O Samba, esse senhor centenário mas de alma e coração de garoto, merece ser reverenciado de todas as maneiras. E por aqui no nosso Papo de Bambas não é diferente: ele aparece nos maravilhosos traços do artista visual Glen Batoca (Samba Traçado); vai direto ao ponto crucial da questão nos artigos do jornalista/escritor/músico Marcos Araújo (Samba na Veia); vem fresquinho dos estúdios e das rodas de samba pelas mãos do músico Marcus do Cavaco (Direto do Forno); surge despido de conceitos (pré ou não), de leis convencionais ou de aspectos corporais (porque pra nós o que importa é o que vem da alma e do coração) pelo olhar glamouroso da destaque de carnaval/transformista/escritora Samile Cunha (Transconexões); mostra o lado carioca dos artistas que compõem esse universo, fora das quadras e da Avenida, nos textos da jornalista/escritora Celamar Maione (O Rio dá Samba); e surge garboso e soberano direto das ruas, dos botecos mais charmosos da cidade e dos blocos de rua conduzido pela ‘porta-estandarte’ do assunto: a jornalista/assessora de imprensa Pitty Basilio.

 

 

Nossos colunistas são pessoas que vivem e respiram os temas que escrevem.
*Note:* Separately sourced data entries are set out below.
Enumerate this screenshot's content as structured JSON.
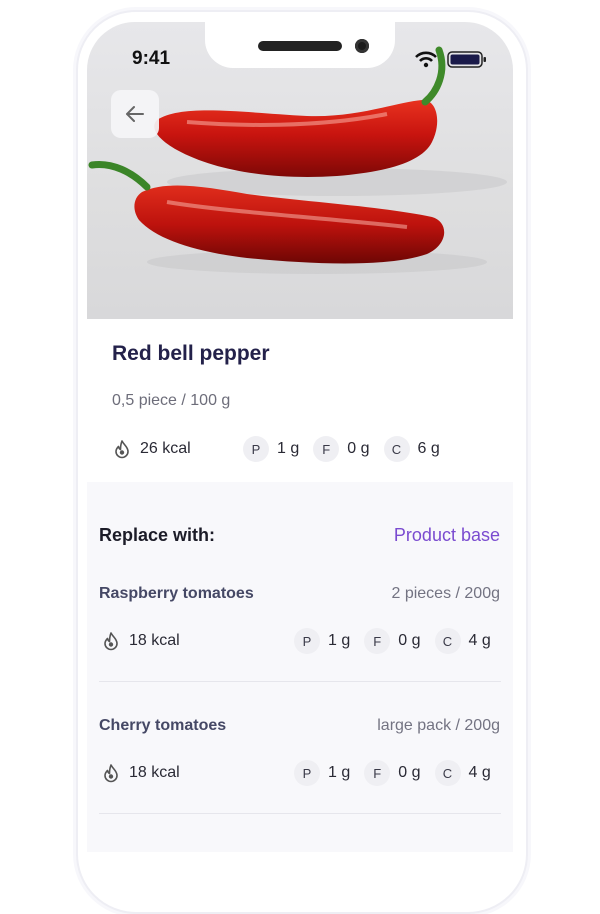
{
  "status_bar": {
    "time": "9:41"
  },
  "product": {
    "name": "Red bell pepper",
    "portion": "0,5 piece / 100 g",
    "kcal": "26 kcal",
    "macros": [
      {
        "badge": "P",
        "value": "1 g"
      },
      {
        "badge": "F",
        "value": "0 g"
      },
      {
        "badge": "C",
        "value": "6 g"
      }
    ]
  },
  "replace_section": {
    "title": "Replace with:",
    "link_label": "Product base",
    "items": [
      {
        "name": "Raspberry tomatoes",
        "portion": "2 pieces / 200g",
        "kcal": "18 kcal",
        "macros": [
          {
            "badge": "P",
            "value": "1 g"
          },
          {
            "badge": "F",
            "value": "0 g"
          },
          {
            "badge": "C",
            "value": "4 g"
          }
        ]
      },
      {
        "name": "Cherry tomatoes",
        "portion": "large pack / 200g",
        "kcal": "18 kcal",
        "macros": [
          {
            "badge": "P",
            "value": "1 g"
          },
          {
            "badge": "F",
            "value": "0 g"
          },
          {
            "badge": "C",
            "value": "4 g"
          }
        ]
      }
    ]
  },
  "icons": {
    "back": "arrow-left-icon",
    "kcal": "flame-icon",
    "wifi": "wifi-icon",
    "battery": "battery-icon"
  },
  "colors": {
    "title": "#23214a",
    "accent_link": "#7a4bd0",
    "pepper": "#c8140f"
  }
}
E amam o que fazem em suas profissões (e fora delas também!). Reuni-los por aqui, pra mim, é mais do que uma honra: é agradecer por ter um dia cruzado com eles no meu caminho do Samba; abraçar por agora tê-los na minha casa, que agora é igualmente deles (e de vocês também!); e comemorar por ter um espaço cheio de gente bamba!

 

 

E tem mais! Espia só…

 

 

“O Samba é meu dom / É no Samba que eu vivo / Do Samba que eu ganho o meu pão / E é no Samba que eu quero morrer / De baqueta na mão / Pois quem é de Samba / Meu nome não esquece mais não…”

 

 

Esse Samba, de Paulo César Pinheiro e Wilson das Neves, é daqueles que fazem um Sambista de fato estufar o peito pra cantar em plenos pulmões, tamanho o orgulho de quem vive nas rodas, nas quadras, nas ruas e onde quer que haja uma boa batucada. E a inspiração do nome – e do conteúdo – da nossa seção pra receber ilustres convidados veio dessa linda composição: O Samba é o meu Dom.

 

 

Há os que compõem, os que cantam, os que tocam, os que produzem shows, os que divulgam, os que escrevem sobre o gênero… É tanta gente boa envolvida, e melhor ainda no que fazem, que criei esse espaço pra compartilhar as mais variadas histórias que todos que passarem por aqui têm pra contar; uma galera que também tem o dom do Samba. E podem ter certeza: só vai dar gente boa! E bamba…  Então, um viva ao Samba e aos seus intrépidos defensores!

 

 

A roda está formada, o bloco está na rua, o barracão está tinindo e o nosso desfile de informações já começou. Agora é com vocês! Da nossa concentração até a Praça da Apoteose, passando pelas quadras, botecos, esquinas, palcos, teatros… apreciem tudo sem moderação!